Thursday, 10 December 2009

Under The Mountain: Movie Review

Under The Mountain: Movie Review

Rating: 7/10
Cast: Sam Neill, Oliver Driver, Tom Cameron, Sophie McBride
Director: Jonathan King
How do you adapt a classic?
Particularly one as inherently Kiwi and steeped in our culture as hokey pokey ice cream or The Topp Twins?
That's the dilemma facing the director Jonathan King in this new adaptation of Maurice Gee's much loved book Under The Mountain, first published back in 1979.
In this version (a little removed from the iconic eighties television series) teen twins Theo and Rachel (Tom Cameron and Sophie McBride) are growing apart after the death of their mother.
The psychic bond shared by the pair is under strain as Theo refuses to face the reality of the situation - however, the pair stay with relatives in Auckland and discover their future lies in helping Mr Jones (Sam Neill) defeat the Wilberforces before they unleash the power beneath the volcanoes and destroy the world..
Personally I think it's hard to really appreciate Under The Mountain out of context of New Zealand - the whole production is clearly a NZ venture; from the sweeping panoramic shots of Auckland and the NZ countryside to a very funny aside about the reality of calling in the New Zealand Army, Under The Mountain is steeped in Kiwiana.
Maurice Gee's book is considered a classic by many - and it's fair to say there's a weight of expectation on this adaptation.
What director Jonathan King's managed to create is an incredibly creepy and, in places, downright scary film - the oozing menace from Oliver Driver's head Wilberforce is likely to give kids nightmares. He is a boogeyman for the 21st century and thanks to WETA workshop's impressive prosthetic work and Driver's staccato vocals, there'll be plenty who'll want to sleep with the lights on for a while to come.
The effects are equally as impressive - whereas the directors could easily have used CGI to create everything, they've opted for a mix of live action and CGI which seamlessly blend in.
Scenery plays a vitally important part in this film - Rangitoto towers in the background, forever lurking and casting a shadow over what transpires in the film - beautiful panoramic shots highlight the juxtaposition of the alien decay of the Wilberforce place on Lake Pupuke in comparison to the life and vitality of Auckland's finest.
For first time actors, Tom Cameron and Sophie McBride acquit themselves not too badly; and Leon Wadham's cousin Ricky, who initially grates as a comedy relief, finds something meatier is required of him when the Wilberforce threat becomes real - Sam Neill as ever brings gravitas and a degree of humanity to his role as Mr Jones.
If there's to be a criticism of Under The Mountain (and unfortunately there has to be), it comes after the 60 minutes mark - after building an incredible atmosphere of menace and threat, it all becomes a little unstuck and the ending is somewhat rushed and a little muddy. A moment of sacrifice from a major character unfortunately doesn't ring as emotionally true as it should and it clouds the film's denouement.

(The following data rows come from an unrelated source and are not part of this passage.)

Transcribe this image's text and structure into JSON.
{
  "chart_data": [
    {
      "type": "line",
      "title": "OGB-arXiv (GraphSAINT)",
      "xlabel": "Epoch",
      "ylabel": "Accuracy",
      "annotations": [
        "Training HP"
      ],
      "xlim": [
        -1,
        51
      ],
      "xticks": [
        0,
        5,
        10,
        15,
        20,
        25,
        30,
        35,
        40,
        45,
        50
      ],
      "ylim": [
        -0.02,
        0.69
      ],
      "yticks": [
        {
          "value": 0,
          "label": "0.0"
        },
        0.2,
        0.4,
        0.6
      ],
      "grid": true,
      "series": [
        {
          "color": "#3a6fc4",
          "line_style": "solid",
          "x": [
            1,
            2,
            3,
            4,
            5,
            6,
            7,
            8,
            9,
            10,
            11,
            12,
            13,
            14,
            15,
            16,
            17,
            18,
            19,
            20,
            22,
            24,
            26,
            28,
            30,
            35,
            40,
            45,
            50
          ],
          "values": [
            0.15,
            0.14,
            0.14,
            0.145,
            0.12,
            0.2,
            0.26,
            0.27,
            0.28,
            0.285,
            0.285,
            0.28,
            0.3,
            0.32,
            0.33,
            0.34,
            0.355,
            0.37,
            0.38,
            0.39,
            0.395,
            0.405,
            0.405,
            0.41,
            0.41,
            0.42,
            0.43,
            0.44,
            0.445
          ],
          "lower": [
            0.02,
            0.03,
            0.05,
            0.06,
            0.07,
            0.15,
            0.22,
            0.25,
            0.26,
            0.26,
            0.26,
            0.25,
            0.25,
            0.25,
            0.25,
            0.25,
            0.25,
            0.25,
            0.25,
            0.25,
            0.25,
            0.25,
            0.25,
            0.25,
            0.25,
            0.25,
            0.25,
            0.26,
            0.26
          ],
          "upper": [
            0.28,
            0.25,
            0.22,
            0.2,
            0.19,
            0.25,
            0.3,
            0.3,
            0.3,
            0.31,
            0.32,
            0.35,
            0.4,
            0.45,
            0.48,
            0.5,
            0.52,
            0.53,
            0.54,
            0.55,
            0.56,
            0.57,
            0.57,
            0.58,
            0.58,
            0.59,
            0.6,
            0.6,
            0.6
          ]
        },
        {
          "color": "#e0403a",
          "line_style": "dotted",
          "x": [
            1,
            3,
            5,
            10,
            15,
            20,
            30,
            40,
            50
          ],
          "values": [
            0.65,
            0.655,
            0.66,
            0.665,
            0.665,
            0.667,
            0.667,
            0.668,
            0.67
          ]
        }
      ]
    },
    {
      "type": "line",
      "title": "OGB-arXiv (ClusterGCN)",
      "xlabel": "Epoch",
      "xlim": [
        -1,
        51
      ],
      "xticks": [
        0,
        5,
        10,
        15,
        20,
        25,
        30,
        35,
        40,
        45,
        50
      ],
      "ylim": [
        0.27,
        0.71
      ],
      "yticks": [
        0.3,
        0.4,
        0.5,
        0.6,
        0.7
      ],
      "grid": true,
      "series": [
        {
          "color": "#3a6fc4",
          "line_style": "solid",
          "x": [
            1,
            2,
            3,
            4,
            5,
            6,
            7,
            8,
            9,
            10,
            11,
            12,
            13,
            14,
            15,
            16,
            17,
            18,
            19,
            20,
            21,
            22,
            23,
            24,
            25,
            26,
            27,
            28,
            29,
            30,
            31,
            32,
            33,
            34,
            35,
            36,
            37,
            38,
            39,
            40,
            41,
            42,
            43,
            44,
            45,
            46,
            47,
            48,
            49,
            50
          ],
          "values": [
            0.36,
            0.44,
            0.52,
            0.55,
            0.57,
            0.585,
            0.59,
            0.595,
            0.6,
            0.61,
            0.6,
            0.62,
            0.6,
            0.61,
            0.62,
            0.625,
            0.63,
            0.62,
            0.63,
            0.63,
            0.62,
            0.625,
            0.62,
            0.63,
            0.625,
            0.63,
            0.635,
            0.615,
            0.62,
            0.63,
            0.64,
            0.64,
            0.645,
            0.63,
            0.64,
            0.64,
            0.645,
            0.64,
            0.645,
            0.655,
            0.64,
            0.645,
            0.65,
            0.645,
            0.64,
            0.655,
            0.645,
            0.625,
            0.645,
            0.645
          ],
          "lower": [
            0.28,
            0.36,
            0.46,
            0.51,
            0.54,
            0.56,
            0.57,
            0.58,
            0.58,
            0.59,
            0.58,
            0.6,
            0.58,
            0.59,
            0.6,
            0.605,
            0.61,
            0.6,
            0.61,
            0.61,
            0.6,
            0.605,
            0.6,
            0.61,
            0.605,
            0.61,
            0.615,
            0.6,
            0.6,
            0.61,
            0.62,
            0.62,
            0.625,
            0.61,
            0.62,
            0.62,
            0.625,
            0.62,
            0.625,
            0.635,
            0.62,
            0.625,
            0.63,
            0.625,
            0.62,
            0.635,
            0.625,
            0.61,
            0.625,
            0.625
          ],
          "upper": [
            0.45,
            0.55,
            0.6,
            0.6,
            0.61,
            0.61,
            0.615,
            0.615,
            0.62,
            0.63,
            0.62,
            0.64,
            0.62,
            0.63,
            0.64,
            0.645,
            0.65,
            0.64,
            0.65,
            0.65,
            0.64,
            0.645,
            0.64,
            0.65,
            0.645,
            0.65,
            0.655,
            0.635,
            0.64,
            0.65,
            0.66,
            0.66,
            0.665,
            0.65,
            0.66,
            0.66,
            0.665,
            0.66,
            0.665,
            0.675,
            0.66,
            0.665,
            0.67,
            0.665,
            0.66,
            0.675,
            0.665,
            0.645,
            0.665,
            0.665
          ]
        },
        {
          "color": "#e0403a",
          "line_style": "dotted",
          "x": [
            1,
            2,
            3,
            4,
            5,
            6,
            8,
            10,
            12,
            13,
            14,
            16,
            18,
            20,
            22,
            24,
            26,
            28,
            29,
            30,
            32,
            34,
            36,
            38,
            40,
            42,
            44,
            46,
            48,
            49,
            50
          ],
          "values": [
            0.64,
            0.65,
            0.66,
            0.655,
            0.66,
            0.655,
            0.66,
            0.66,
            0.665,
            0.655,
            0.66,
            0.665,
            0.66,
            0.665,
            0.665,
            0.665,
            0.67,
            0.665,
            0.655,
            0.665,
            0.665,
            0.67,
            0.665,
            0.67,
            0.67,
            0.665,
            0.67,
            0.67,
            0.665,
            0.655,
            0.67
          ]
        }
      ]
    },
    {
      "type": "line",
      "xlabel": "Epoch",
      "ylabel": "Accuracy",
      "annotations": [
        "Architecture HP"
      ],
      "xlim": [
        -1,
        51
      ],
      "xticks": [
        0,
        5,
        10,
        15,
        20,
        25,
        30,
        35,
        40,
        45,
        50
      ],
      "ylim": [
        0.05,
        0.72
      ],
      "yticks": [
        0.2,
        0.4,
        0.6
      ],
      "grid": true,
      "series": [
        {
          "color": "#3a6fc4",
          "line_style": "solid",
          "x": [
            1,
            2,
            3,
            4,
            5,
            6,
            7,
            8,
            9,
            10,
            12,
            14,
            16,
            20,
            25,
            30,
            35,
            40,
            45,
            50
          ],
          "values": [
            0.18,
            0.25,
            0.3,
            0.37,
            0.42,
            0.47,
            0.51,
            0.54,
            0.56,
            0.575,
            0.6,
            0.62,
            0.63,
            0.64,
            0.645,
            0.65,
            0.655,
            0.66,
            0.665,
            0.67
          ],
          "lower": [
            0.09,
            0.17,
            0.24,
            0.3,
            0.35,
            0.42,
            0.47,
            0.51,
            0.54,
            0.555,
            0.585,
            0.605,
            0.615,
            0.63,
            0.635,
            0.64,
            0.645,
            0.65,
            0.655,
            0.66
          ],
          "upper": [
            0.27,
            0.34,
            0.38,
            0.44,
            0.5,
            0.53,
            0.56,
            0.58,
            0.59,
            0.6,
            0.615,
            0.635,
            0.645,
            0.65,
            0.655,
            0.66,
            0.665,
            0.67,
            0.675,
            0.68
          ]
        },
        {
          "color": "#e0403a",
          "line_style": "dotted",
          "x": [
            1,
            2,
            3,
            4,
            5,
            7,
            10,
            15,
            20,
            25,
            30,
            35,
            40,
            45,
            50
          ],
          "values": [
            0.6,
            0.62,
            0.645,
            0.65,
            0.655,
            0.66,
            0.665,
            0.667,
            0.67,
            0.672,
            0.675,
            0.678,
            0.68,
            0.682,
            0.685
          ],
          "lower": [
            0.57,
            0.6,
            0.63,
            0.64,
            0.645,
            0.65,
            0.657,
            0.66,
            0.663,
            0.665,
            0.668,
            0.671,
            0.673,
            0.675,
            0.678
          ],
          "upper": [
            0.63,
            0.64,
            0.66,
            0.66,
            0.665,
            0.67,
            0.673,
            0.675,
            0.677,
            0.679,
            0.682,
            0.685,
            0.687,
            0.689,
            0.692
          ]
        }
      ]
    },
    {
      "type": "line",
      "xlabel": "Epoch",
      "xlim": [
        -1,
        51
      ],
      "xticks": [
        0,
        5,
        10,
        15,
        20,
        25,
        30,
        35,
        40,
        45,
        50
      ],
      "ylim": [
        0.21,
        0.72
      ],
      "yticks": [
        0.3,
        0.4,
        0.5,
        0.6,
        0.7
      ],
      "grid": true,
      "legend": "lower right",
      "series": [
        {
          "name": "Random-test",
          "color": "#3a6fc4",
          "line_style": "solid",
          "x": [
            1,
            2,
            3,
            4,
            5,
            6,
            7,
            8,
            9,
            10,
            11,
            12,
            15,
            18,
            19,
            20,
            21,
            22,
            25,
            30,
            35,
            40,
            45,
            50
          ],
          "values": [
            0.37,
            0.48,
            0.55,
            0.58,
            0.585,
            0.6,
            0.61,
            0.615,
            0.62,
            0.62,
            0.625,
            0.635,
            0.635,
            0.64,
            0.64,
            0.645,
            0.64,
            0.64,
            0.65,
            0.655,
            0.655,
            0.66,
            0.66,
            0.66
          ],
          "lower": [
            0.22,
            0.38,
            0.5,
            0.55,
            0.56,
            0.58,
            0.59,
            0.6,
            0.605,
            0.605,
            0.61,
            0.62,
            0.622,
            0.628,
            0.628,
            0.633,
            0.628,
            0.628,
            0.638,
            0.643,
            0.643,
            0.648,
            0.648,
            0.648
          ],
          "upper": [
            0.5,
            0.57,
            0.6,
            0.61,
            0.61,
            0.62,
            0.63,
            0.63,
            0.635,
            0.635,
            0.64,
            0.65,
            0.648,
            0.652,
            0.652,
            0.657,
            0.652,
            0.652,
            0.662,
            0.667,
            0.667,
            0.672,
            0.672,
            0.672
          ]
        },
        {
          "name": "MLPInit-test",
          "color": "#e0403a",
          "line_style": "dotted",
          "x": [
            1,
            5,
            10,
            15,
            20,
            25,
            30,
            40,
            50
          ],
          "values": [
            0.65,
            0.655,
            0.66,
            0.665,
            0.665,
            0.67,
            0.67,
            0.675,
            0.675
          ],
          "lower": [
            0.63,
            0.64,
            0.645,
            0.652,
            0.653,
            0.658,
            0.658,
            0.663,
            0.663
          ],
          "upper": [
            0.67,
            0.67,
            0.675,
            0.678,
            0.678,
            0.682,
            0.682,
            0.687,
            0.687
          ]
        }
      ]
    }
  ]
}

Overall, Under The Mountain deserves to do well in New Zealand as it's imbued with an inherent love of the source material here - for the young kids, there's a brand new generation of Wilberforces to give them the heebie jeebies - and for those who fondly remember the iconic TVNZ series, there's plenty of moments to empathise with the kids as their teen fears are realized.